Migration remains part of the solution. Companies continue recruiting internationally for roles where domestic supply is inadequate. But this works better for large companies with immigration expertise than small and medium businesses.

Policy Implications

The skills gap has prompted various policy responses. The federal government’s Jobs-Ready Graduates package reduced student contributions for STEM courses to encourage enrolments. Results have been mixed, with some disciplines seeing modest enrolment growth while others continued declining.

Universities have financial incentives to grow STEM enrolments through Commonwealth Grant Scheme funding. But STEM programs are expensive to deliver, requiring laboratories and equipment. Universities balance enrolment growth against costs and available facilities.

Secondary education policy matters because early mathematics and science education shapes university choices. Recommendations to improve mathematics teaching and increase the science teacher workforce have seen partial implementation. Systemic change is slow.

Some advocate for improved careers information to help students understand STEM opportunities. Many students make university choices with limited information about career prospects and earnings. Better information might influence more students toward STEM fields with strong job markets.

There’s debate about whether immigration policy should be adjusted to address skills shortages. Employers argue that immigration provides a necessary safety valve when domestic supply is inadequate. Others contend that this reduces incentives to train domestic workers.

International Context

Skills shortages aren’t unique to Australia. Most developed economies report difficulty finding STEM-qualified workers, particularly in emerging fields like AI, quantum computing, and advanced materials. Global competition for talent drives salaries up and makes recruitment challenging.

Some countries have responded more aggressively than Australia. Singapore invests heavily in STEM education and immigration targeting technical workers. Germany provides strong vocational training pathways into technical careers. The United States attracts substantial international STEM talent through universities and tech companies.

Australia’s relatively small population means that the domestic talent pool is limited.
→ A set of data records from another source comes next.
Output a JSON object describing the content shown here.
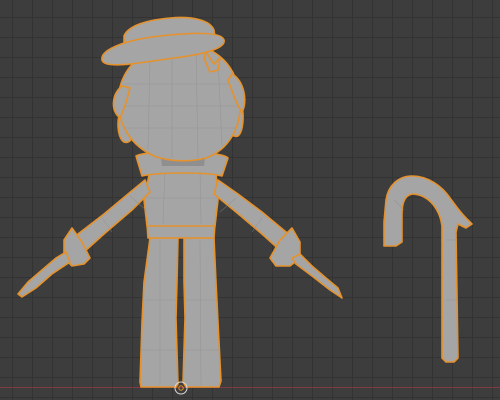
{
  "viewport": {
    "background": "#3d3d3d",
    "grid_color": "#333333",
    "x_axis_color": "#8b3a45",
    "mesh_color": "#a5a5a5",
    "selection_outline_color": "#e5922c"
  },
  "scene": {
    "objects": [
      {
        "name": "character",
        "icon": "character-mesh",
        "selected": true
      },
      {
        "name": "cane",
        "icon": "cane-mesh",
        "selected": true
      }
    ],
    "origin_marker": {
      "icon": "3d-cursor-icon"
    }
  }
}
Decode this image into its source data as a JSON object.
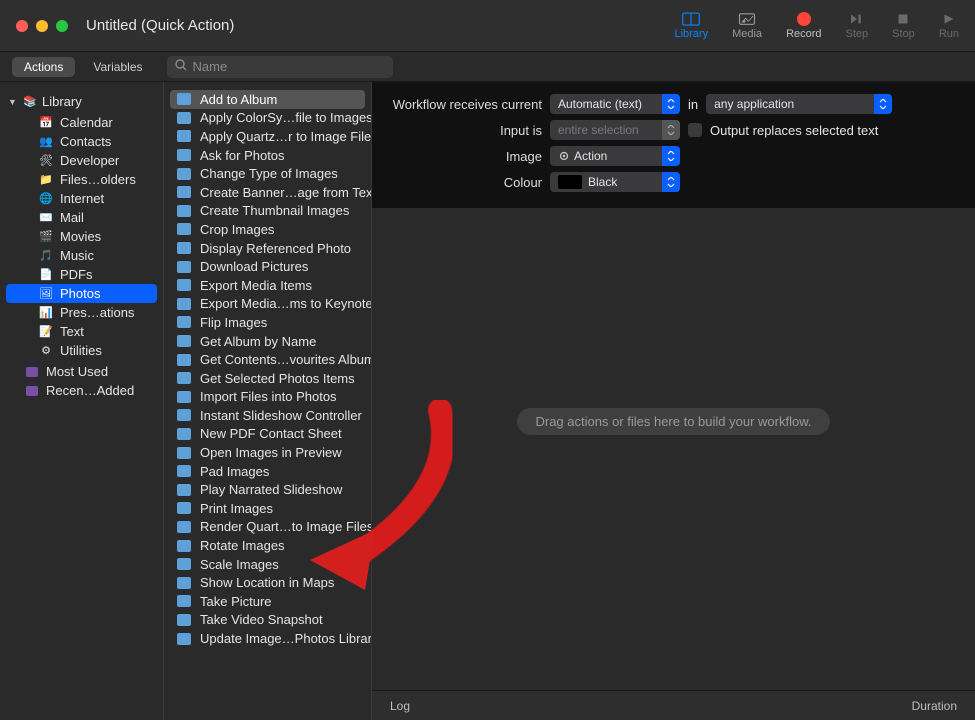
{
  "window": {
    "title": "Untitled (Quick Action)"
  },
  "toolbar": {
    "library": "Library",
    "media": "Media",
    "record": "Record",
    "step": "Step",
    "stop": "Stop",
    "run": "Run"
  },
  "tabs": {
    "actions": "Actions",
    "variables": "Variables",
    "search_placeholder": "Name"
  },
  "sidebar": {
    "library_label": "Library",
    "items": [
      {
        "label": "Calendar",
        "icon_bg": "#ffffff",
        "glyph": "📅"
      },
      {
        "label": "Contacts",
        "icon_bg": "#8e8e93",
        "glyph": "👥"
      },
      {
        "label": "Developer",
        "icon_bg": "#555",
        "glyph": "🛠"
      },
      {
        "label": "Files…olders",
        "icon_bg": "#0a84ff",
        "glyph": "📁"
      },
      {
        "label": "Internet",
        "icon_bg": "#666",
        "glyph": "🌐"
      },
      {
        "label": "Mail",
        "icon_bg": "#1e90ff",
        "glyph": "✉️"
      },
      {
        "label": "Movies",
        "icon_bg": "#555",
        "glyph": "🎬"
      },
      {
        "label": "Music",
        "icon_bg": "#ff2d55",
        "glyph": "🎵"
      },
      {
        "label": "PDFs",
        "icon_bg": "#eee",
        "glyph": "📄"
      },
      {
        "label": "Photos",
        "icon_bg": "#0a84ff",
        "glyph": "🖼",
        "selected": true
      },
      {
        "label": "Pres…ations",
        "icon_bg": "#ff9500",
        "glyph": "📊"
      },
      {
        "label": "Text",
        "icon_bg": "#ddd",
        "glyph": "📝"
      },
      {
        "label": "Utilities",
        "icon_bg": "#555",
        "glyph": "⚙"
      }
    ],
    "smart_items": [
      {
        "label": "Most Used",
        "glyph": "⬛"
      },
      {
        "label": "Recen…Added",
        "glyph": "⬛"
      }
    ]
  },
  "actions": {
    "items": [
      {
        "label": "Add to Album",
        "selected": true
      },
      {
        "label": "Apply ColorSy…file to Images"
      },
      {
        "label": "Apply Quartz…r to Image Files"
      },
      {
        "label": "Ask for Photos"
      },
      {
        "label": "Change Type of Images"
      },
      {
        "label": "Create Banner…age from Text"
      },
      {
        "label": "Create Thumbnail Images"
      },
      {
        "label": "Crop Images"
      },
      {
        "label": "Display Referenced Photo"
      },
      {
        "label": "Download Pictures"
      },
      {
        "label": "Export Media Items"
      },
      {
        "label": "Export Media…ms to Keynote"
      },
      {
        "label": "Flip Images"
      },
      {
        "label": "Get Album by Name"
      },
      {
        "label": "Get Contents…vourites Album"
      },
      {
        "label": "Get Selected Photos Items"
      },
      {
        "label": "Import Files into Photos"
      },
      {
        "label": "Instant Slideshow Controller"
      },
      {
        "label": "New PDF Contact Sheet"
      },
      {
        "label": "Open Images in Preview"
      },
      {
        "label": "Pad Images"
      },
      {
        "label": "Play Narrated Slideshow"
      },
      {
        "label": "Print Images"
      },
      {
        "label": "Render Quart…to Image Files"
      },
      {
        "label": "Rotate Images"
      },
      {
        "label": "Scale Images"
      },
      {
        "label": "Show Location in Maps"
      },
      {
        "label": "Take Picture"
      },
      {
        "label": "Take Video Snapshot"
      },
      {
        "label": "Update Image…Photos Library"
      }
    ]
  },
  "workflow_header": {
    "receives_label": "Workflow receives current",
    "receives_value": "Automatic (text)",
    "in_label": "in",
    "in_value": "any application",
    "input_is_label": "Input is",
    "input_is_value": "entire selection",
    "output_replaces_label": "Output replaces selected text",
    "image_label": "Image",
    "image_value": "Action",
    "colour_label": "Colour",
    "colour_value": "Black"
  },
  "workflow_body": {
    "drop_hint": "Drag actions or files here to build your workflow."
  },
  "footer": {
    "log": "Log",
    "duration": "Duration"
  }
}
The country needs to punch above its weight in STEM education and make itself attractive to international technical talent. Geographic isolation and distance from major tech hubs create challenges.

However, Australia offers advantages including strong research universities, quality of life, and growing technology sectors. For international STEM workers, Australia competes reasonably well against alternatives when visa processes are efficient and career opportunities are clear.

Future Outlook

The STEM skills gap will likely persist for years given the time required to train technical workers and the lag between education policy changes and graduate supply. Industry will continue adapting through training, immigration, and productivity improvements.

Demographics provide some hope. Youth enrolments are growing overall as population increases. If STEM fields capture a reasonable share of that growth, absolute numbers of STEM graduates can increase even if proportions remain stable.

Technology might also help. Online education and flexible learning pathways could enable more people to acquire STEM skills outside traditional university programs. Industry certifications and micro-credentials could supplement or substitute for degrees in some roles.

For organisations trying to navigate STEM skills shortages, a multi-faceted approach helps. Recruitment, training, retention, immigration, and productivity improvements all contribute. Companies that excel at developing and retaining technical talent gain competitive advantage.

The Ai Group survey makes clear that STEM skills shortages represent a real constraint on Australian business growth and innovation. Addressing it requires sustained effort across education, industry, and immigration policy. The challenge won’t be solved quickly, but recognising its severity is the first step toward solutions.